Nevertheless, he found it difficult to comprehend how the German "intellectual cultural elite could subscribe to the gangsterism" of the Nazis, says Weitz.
The way he sought to answer the question was, Weitz admits, "quite strange". "He had a correspondence with Reinhard Spitzy, who was Von Ribbentropp's private secretary, a Nazi."
Weitz says his father presented himself in later life as a man who was at peace with Germany and the Germans. He had even received orders of merit from the West German government in 1988, partly as a result of his work towards reconciliation.
The filmmaker was therefore surprised when, about a year ago, his mother sent him a letter that John had written around the Dachau period, containing "a great deal more anger than I had ever experienced, in terms of his expression towards the German people".
In it, his father talked about how Germans living near the concentration camp were expelled from their homes so that American soldiers could be billeted, "and he was certainly pleased to be part of this conquering army that had come back through," says Weitz.
"He was in his twenties, and I think to have been kicked out of his country and to have seen the aftermath of the massacres, and then to have won back possession of his country, literally, was a tremendous shaping experience for him."
He continues: "Certainly he was haunted by the past and brooded upon it.

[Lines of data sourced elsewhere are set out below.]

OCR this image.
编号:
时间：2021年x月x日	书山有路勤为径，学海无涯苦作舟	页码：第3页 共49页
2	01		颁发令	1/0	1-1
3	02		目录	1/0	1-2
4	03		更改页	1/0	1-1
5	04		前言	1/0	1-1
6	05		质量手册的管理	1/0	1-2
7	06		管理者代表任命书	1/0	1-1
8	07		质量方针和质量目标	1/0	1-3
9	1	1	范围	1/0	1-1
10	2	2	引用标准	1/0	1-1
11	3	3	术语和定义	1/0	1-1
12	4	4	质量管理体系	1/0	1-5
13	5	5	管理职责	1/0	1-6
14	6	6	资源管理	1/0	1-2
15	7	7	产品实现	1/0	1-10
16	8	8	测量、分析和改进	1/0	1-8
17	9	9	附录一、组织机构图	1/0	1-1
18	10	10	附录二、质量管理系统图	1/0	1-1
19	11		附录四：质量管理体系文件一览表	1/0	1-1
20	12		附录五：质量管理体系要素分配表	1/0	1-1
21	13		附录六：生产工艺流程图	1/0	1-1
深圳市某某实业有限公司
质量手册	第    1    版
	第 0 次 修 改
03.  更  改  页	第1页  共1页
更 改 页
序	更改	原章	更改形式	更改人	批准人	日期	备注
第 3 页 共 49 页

But at the same time, he felt that he did still love life. And, actually, England had a great part in that."
He explains that when his father went to school here, he had been "treated like a human being, having come from a country where he was a second-class citizen, or not even a human being. Because of that, he retained, for the rest of his life, a love for this country."
As we come to the end of the interview, Weitz looks across at a poster for A Better Life that is been propped up against a wall, and falls silent. He then returns to the subject of his roots.
"So yes, I'm the son of a refugee," he says, "and it took me a long time to understand the differences between my father's experiences and mine, and how much he'd sacrificed and given up to make life better for me, and for the rest of my family. Which is sort of the theme of this movie."